A Câmara dos Deputados aprovou nesta quarta-feira (8) a Medida Provisória 1344/26, que autoriza a abertura de um crédito extraordinário de R$ 10 bilhões no Orçamento de 2026. O montante, proveniente do superávit financeiro de 2025, será destinado a subsidiar o preço do diesel rodoviário, como parte do esforço governamental para mitigar a volatilidade dos combustíveis e seus impactos inflacionários.

A MPV 1344/26 integra um conjunto de medidas já em vigor, que compõem o arcabouço regulatório para o setor de combustíveis. Entre elas, destacam-se o subsídio de R$ 0,32 por litro, estabelecido pela MPV 1340/26, e os benefícios de R$ 1,20 por litro para diesel importado e R$ 0,80 para o nacional, previstos na MPV 1349/26. A MPV 1363/26 também instituiu um subsídio de R$ 1,12 por litro, complementando o pacote, além da desoneração de PIS/Cofins, equivalente a R$ 0,32 na bomba.

Os beneficiários diretos da subvenção são os produtores e importadores de óleo diesel rodoviário. Para acessar o benefício, essas empresas precisam se habilitar junto à Agência Nacional do Petróleo, Gás Natural e Biocombustíveis (ANP), responsável pela operacionalização, fiscalização e habilitação das empresas para o repasse dos valores ao preço final do combustível. O Ministério de Minas e Energia (MME) é o destinatário formal do crédito de R$ 10 bilhões.

Os prazos de vigência dos subsídios variam. O benefício de R$ 0,32 por litro, estabelecido pela MPV 1340/26, vigora de 12 de março a 31 de dezembro de 2026, ou até o esgotamento dos R$ 10 bilhões previstos. Já o subsídio de R$ 1,12 por litro, da MPV 1363/26, é válido de 1º de junho a 31 de dezembro de 2026. O Ministério da Fazenda, no entanto, detém a prerrogativa de alterar ou interromper o benefício a cada dois meses, mediante aviso prévio de 15 dias.
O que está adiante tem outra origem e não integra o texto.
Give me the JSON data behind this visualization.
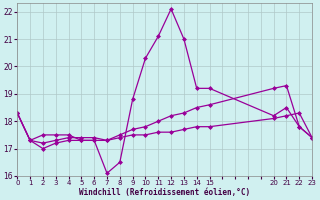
{
  "xlabel": "Windchill (Refroidissement éolien,°C)",
  "bg_color": "#d0f0f0",
  "line_color": "#990099",
  "grid_color": "#b0c8c8",
  "series1_x": [
    0,
    1,
    2,
    3,
    4,
    5,
    6,
    7,
    8,
    9,
    10,
    11,
    12,
    13,
    14,
    15,
    20,
    21,
    22,
    23
  ],
  "series1_y": [
    18.3,
    17.3,
    17.5,
    17.5,
    17.5,
    17.3,
    17.3,
    16.1,
    16.5,
    18.8,
    20.3,
    21.1,
    22.1,
    21.0,
    19.2,
    19.2,
    18.2,
    18.5,
    17.8,
    17.4
  ],
  "series2_x": [
    0,
    1,
    2,
    3,
    4,
    5,
    6,
    7,
    8,
    9,
    10,
    11,
    12,
    13,
    14,
    15,
    20,
    21,
    22,
    23
  ],
  "series2_y": [
    18.3,
    17.3,
    17.0,
    17.2,
    17.3,
    17.3,
    17.3,
    17.3,
    17.4,
    17.5,
    17.5,
    17.6,
    17.6,
    17.7,
    17.8,
    17.8,
    18.1,
    18.2,
    18.3,
    17.4
  ],
  "series3_x": [
    0,
    1,
    2,
    3,
    4,
    5,
    6,
    7,
    8,
    9,
    10,
    11,
    12,
    13,
    14,
    15,
    20,
    21,
    22,
    23
  ],
  "series3_y": [
    18.3,
    17.3,
    17.2,
    17.3,
    17.4,
    17.4,
    17.4,
    17.3,
    17.5,
    17.7,
    17.8,
    18.0,
    18.2,
    18.3,
    18.5,
    18.6,
    19.2,
    19.3,
    17.8,
    17.4
  ],
  "xlim": [
    0,
    23
  ],
  "ylim": [
    16.0,
    22.3
  ],
  "yticks": [
    16,
    17,
    18,
    19,
    20,
    21,
    22
  ],
  "xticks_all": [
    0,
    1,
    2,
    3,
    4,
    5,
    6,
    7,
    8,
    9,
    10,
    11,
    12,
    13,
    14,
    15,
    16,
    17,
    18,
    19,
    20,
    21,
    22,
    23
  ],
  "xtick_labels_show": [
    0,
    1,
    2,
    3,
    4,
    5,
    6,
    7,
    8,
    9,
    10,
    11,
    12,
    13,
    14,
    15,
    20,
    21,
    22,
    23
  ]
}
A série de Medidas Provisórias reflete a resposta do governo à volatilidade dos preços internacionais do petróleo, intensificada por conflitos no Oriente Médio. Em 8 de julho de 2026, o barril de Brent, referência global, estava cotado a US$ 85,20, e o WTI era negociado a US$ 81,15, valores que impulsionam os custos de importação e produção do diesel no mercado doméstico.

A MPV 1340/26, que iniciou a estratégia de subvenção em março de 2026, também instituiu um imposto de exportação de 12% sobre óleos brutos e 50% sobre óleo diesel. Posteriormente, a alíquota sobre o petróleo bruto foi reduzida para 5%, em um movimento para equilibrar a arrecadação com a competitividade das exportadoras. A MPV 1358/26, que autoriza subvenções, teve sua validade prorrogada até 23 de setembro, complementando o arcabouço legal.
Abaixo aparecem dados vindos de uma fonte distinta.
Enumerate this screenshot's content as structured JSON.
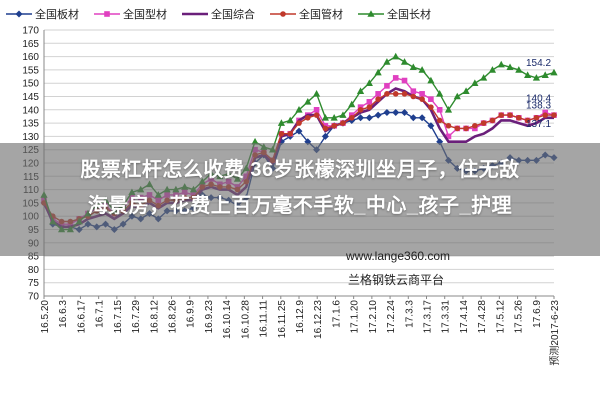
{
  "headline": {
    "line1": "股票杠杆怎么收费 36岁张檬深圳坐月子，住无敌",
    "line2": "海景房，花费上百万毫不手软_中心_孩子_护理"
  },
  "watermark": {
    "url": "www.lange360.com",
    "company": "兰格钢铁云商平台"
  },
  "chart_data": {
    "type": "line",
    "title": "",
    "xlabel": "",
    "ylabel": "",
    "ylim": [
      70,
      170
    ],
    "y_ticks": [
      70,
      75,
      80,
      85,
      90,
      95,
      100,
      105,
      110,
      115,
      120,
      125,
      130,
      135,
      140,
      145,
      150,
      155,
      160,
      165,
      170
    ],
    "x_tick_labels": [
      "16.5.20",
      "16.6.3",
      "16.6.17",
      "16.7.1",
      "16.7.15",
      "16.7.29",
      "16.8.12",
      "16.8.26",
      "16.9.9",
      "16.9.23",
      "16.10.14",
      "16.10.28",
      "16.11.11",
      "16.11.25",
      "16.12.9",
      "16.12.23",
      "17.1.6",
      "17.1.20",
      "17.2.10",
      "17.2.24",
      "17.3.3",
      "17.3.17",
      "17.3.31",
      "17.4.14",
      "17.4.28",
      "17.5.12",
      "17.5.26",
      "17.6.9",
      "预测2017-6-23"
    ],
    "grid": true,
    "legend_position": "top",
    "series": [
      {
        "name": "全国板材",
        "color": "#1f3f8f",
        "marker": "diamond",
        "values": [
          105,
          97,
          96,
          96,
          95,
          97,
          96,
          97,
          95,
          97,
          100,
          99,
          101,
          99,
          102,
          102,
          102,
          103,
          108,
          107,
          107,
          106,
          104,
          107,
          120,
          123,
          118,
          128,
          130,
          132,
          128,
          125,
          130,
          134,
          135,
          136,
          137,
          137,
          138,
          139,
          139,
          139,
          137,
          137,
          134,
          128,
          121,
          118,
          117,
          117,
          118,
          119,
          120,
          122,
          121,
          121,
          121,
          123,
          122
        ]
      },
      {
        "name": "全国型材",
        "color": "#e040c0",
        "marker": "square",
        "values": [
          106,
          99,
          97,
          97,
          99,
          101,
          103,
          104,
          101,
          103,
          107,
          107,
          108,
          106,
          108,
          108,
          109,
          108,
          112,
          114,
          112,
          113,
          111,
          115,
          125,
          124,
          121,
          131,
          131,
          136,
          138,
          140,
          134,
          134,
          135,
          138,
          141,
          143,
          146,
          149,
          152,
          151,
          147,
          146,
          144,
          140,
          130,
          133,
          133,
          133,
          135,
          136,
          138,
          138,
          137,
          136,
          137,
          139,
          138
        ]
      },
      {
        "name": "全国综合",
        "color": "#6a1f7a",
        "marker": "none",
        "values": [
          105,
          98,
          96,
          96,
          97,
          99,
          100,
          101,
          99,
          101,
          104,
          103,
          105,
          103,
          105,
          105,
          106,
          106,
          110,
          111,
          110,
          110,
          108,
          111,
          122,
          123,
          120,
          130,
          131,
          136,
          138,
          138,
          132,
          134,
          135,
          137,
          139,
          140,
          143,
          146,
          148,
          147,
          145,
          144,
          140,
          133,
          128,
          128,
          128,
          130,
          131,
          133,
          136,
          136,
          135,
          134,
          135,
          137,
          137
        ]
      },
      {
        "name": "全国管材",
        "color": "#c0392b",
        "marker": "circle",
        "values": [
          105,
          100,
          98,
          98,
          99,
          100,
          102,
          103,
          101,
          102,
          105,
          104,
          106,
          104,
          106,
          106,
          107,
          107,
          111,
          112,
          111,
          111,
          110,
          113,
          123,
          124,
          121,
          131,
          131,
          135,
          137,
          138,
          133,
          134,
          135,
          137,
          140,
          141,
          144,
          146,
          146,
          146,
          145,
          144,
          141,
          136,
          134,
          133,
          133,
          134,
          135,
          136,
          138,
          138,
          137,
          136,
          137,
          138,
          138
        ]
      },
      {
        "name": "全国长材",
        "color": "#2e8b2e",
        "marker": "triangle",
        "values": [
          108,
          98,
          95,
          95,
          98,
          101,
          104,
          106,
          102,
          104,
          109,
          110,
          112,
          108,
          110,
          110,
          111,
          110,
          113,
          116,
          115,
          116,
          114,
          118,
          128,
          126,
          125,
          135,
          136,
          140,
          143,
          146,
          137,
          137,
          138,
          142,
          147,
          150,
          154,
          158,
          160,
          158,
          156,
          155,
          151,
          146,
          140,
          145,
          147,
          150,
          152,
          155,
          157,
          156,
          155,
          153,
          152,
          153,
          154
        ]
      }
    ],
    "end_labels": [
      "154.2",
      "140.4",
      "138.3",
      "137.1"
    ]
  }
}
O principal impacto esperado dessas medidas é a contenção da inflação, ao mitigar a alta do preço do diesel, que possui grande peso nos custos de transporte e logística. A política visa reduzir a pressão sobre os preços de bens e serviços, beneficiando indiretamente a economia e, mais diretamente, o consumidor final. Setores como transporte e agricultura são os mais favorecidos pela estabilização ou redução dos custos de combustível, protegendo suas margens operacionais e o poder de compra.
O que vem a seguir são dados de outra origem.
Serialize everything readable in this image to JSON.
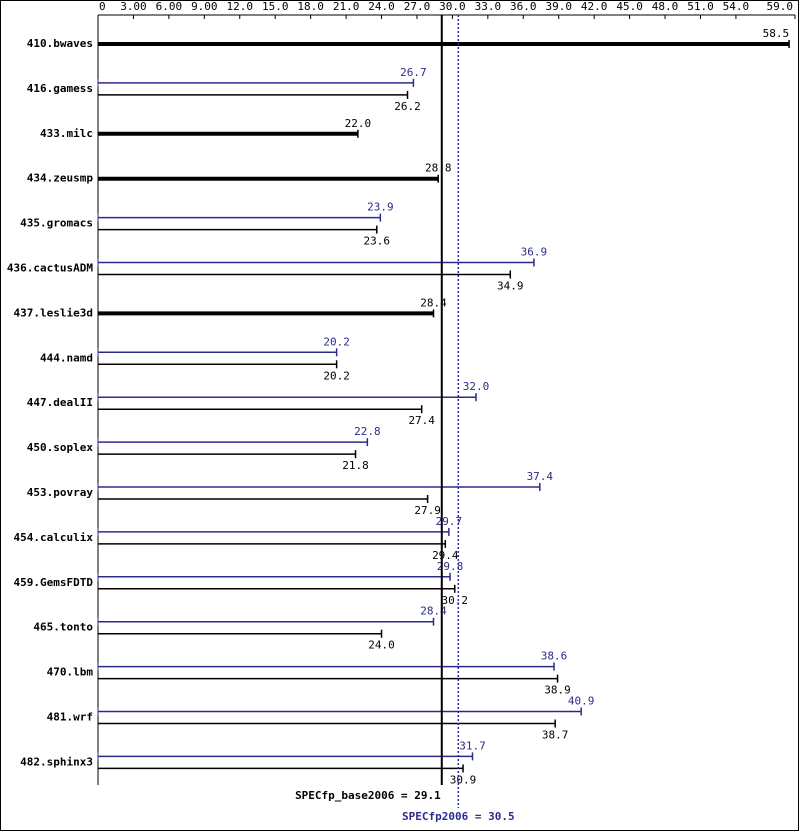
{
  "chart_data": {
    "type": "bar",
    "categories": [
      "410.bwaves",
      "416.gamess",
      "433.milc",
      "434.zeusmp",
      "435.gromacs",
      "436.cactusADM",
      "437.leslie3d",
      "444.namd",
      "447.dealII",
      "450.soplex",
      "453.povray",
      "454.calculix",
      "459.GemsFDTD",
      "465.tonto",
      "470.lbm",
      "481.wrf",
      "482.sphinx3"
    ],
    "series": [
      {
        "color": "#2b2b8c",
        "values": [
          null,
          26.7,
          null,
          null,
          23.9,
          36.9,
          null,
          20.2,
          32.0,
          22.8,
          37.4,
          29.7,
          29.8,
          28.4,
          38.6,
          40.9,
          31.7
        ],
        "value_labels": [
          null,
          "26.7",
          null,
          null,
          "23.9",
          "36.9",
          null,
          "20.2",
          "32.0",
          "22.8",
          "37.4",
          "29.7",
          "29.8",
          "28.4",
          "38.6",
          "40.9",
          "31.7"
        ]
      },
      {
        "color": "#000000",
        "values": [
          58.5,
          26.2,
          22.0,
          28.8,
          23.6,
          34.9,
          28.4,
          20.2,
          27.4,
          21.8,
          27.9,
          29.4,
          30.2,
          24.0,
          38.9,
          38.7,
          30.9
        ],
        "value_labels": [
          "58.5",
          "26.2",
          "22.0",
          "28.8",
          "23.6",
          "34.9",
          "28.4",
          "20.2",
          "27.4",
          "21.8",
          "27.9",
          "29.4",
          "30.2",
          "24.0",
          "38.9",
          "38.7",
          "30.9"
        ]
      }
    ],
    "xlim": [
      0,
      59
    ],
    "xticks": [
      0,
      {
        "value": 3,
        "label": "3.00"
      },
      {
        "value": 6,
        "label": "6.00"
      },
      {
        "value": 9,
        "label": "9.00"
      },
      {
        "value": 12,
        "label": "12.0"
      },
      {
        "value": 15,
        "label": "15.0"
      },
      {
        "value": 18,
        "label": "18.0"
      },
      {
        "value": 21,
        "label": "21.0"
      },
      {
        "value": 24,
        "label": "24.0"
      },
      {
        "value": 27,
        "label": "27.0"
      },
      {
        "value": 30,
        "label": "30.0"
      },
      {
        "value": 33,
        "label": "33.0"
      },
      {
        "value": 36,
        "label": "36.0"
      },
      {
        "value": 39,
        "label": "39.0"
      },
      {
        "value": 42,
        "label": "42.0"
      },
      {
        "value": 45,
        "label": "45.0"
      },
      {
        "value": 48,
        "label": "48.0"
      },
      {
        "value": 51,
        "label": "51.0"
      },
      {
        "value": 54,
        "label": "54.0"
      },
      {
        "value": 59,
        "label": "59.0"
      }
    ],
    "reference_lines": [
      {
        "text": "SPECfp_base2006 = 29.1",
        "value": 29.1,
        "color": "#000000",
        "style": "solid"
      },
      {
        "text": "SPECfp2006 = 30.5",
        "value": 30.5,
        "color": "#2b2b8c",
        "style": "dotted"
      }
    ]
  }
}
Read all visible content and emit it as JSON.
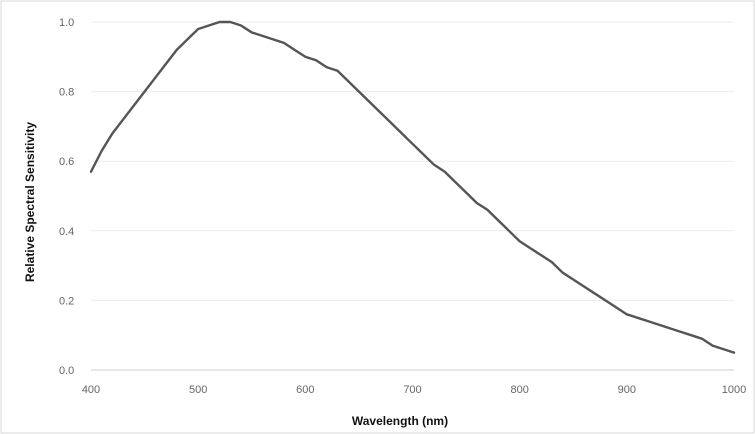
{
  "chart_data": {
    "type": "line",
    "title": "",
    "xlabel": "Wavelength (nm)",
    "ylabel": "Relative Spectral Sensitivity",
    "xlim": [
      400,
      1000
    ],
    "ylim": [
      0,
      1
    ],
    "x_ticks": [
      "400",
      "500",
      "600",
      "700",
      "800",
      "900",
      "1000"
    ],
    "y_ticks": [
      "0.0",
      "0.2",
      "0.4",
      "0.6",
      "0.8",
      "1.0"
    ],
    "grid": true,
    "legend": "none",
    "series": [
      {
        "color": "#555555",
        "x": [
          400,
          410,
          420,
          430,
          440,
          450,
          460,
          470,
          480,
          490,
          500,
          510,
          520,
          530,
          540,
          550,
          560,
          570,
          580,
          590,
          600,
          610,
          620,
          630,
          640,
          650,
          660,
          670,
          680,
          690,
          700,
          710,
          720,
          730,
          740,
          750,
          760,
          770,
          780,
          790,
          800,
          810,
          820,
          830,
          840,
          850,
          860,
          870,
          880,
          890,
          900,
          910,
          920,
          930,
          940,
          950,
          960,
          970,
          980,
          990,
          1000
        ],
        "y": [
          0.57,
          0.63,
          0.68,
          0.72,
          0.76,
          0.8,
          0.84,
          0.88,
          0.92,
          0.95,
          0.98,
          0.99,
          1.0,
          1.0,
          0.99,
          0.97,
          0.96,
          0.95,
          0.94,
          0.92,
          0.9,
          0.89,
          0.87,
          0.86,
          0.83,
          0.8,
          0.77,
          0.74,
          0.71,
          0.68,
          0.65,
          0.62,
          0.59,
          0.57,
          0.54,
          0.51,
          0.48,
          0.46,
          0.43,
          0.4,
          0.37,
          0.35,
          0.33,
          0.31,
          0.28,
          0.26,
          0.24,
          0.22,
          0.2,
          0.18,
          0.16,
          0.15,
          0.14,
          0.13,
          0.12,
          0.11,
          0.1,
          0.09,
          0.07,
          0.06,
          0.05
        ]
      }
    ]
  }
}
Apesar do alívio para o consumidor, a política de subsídios e o imposto de exportação geram tensões no mercado. Os R$ 10 bilhões representam um custo significativo para os cofres públicos, oriundos do superávit financeiro de 2025. O imposto de exportação sobre o petróleo bruto, embora reduzido de 12% para 5%, ainda é visto por parte do setor como uma intervenção que pode afetar a competitividade das exportadoras e a rentabilidade das petroleiras, suscitando debates sobre o papel do Estado na economia de combustíveis.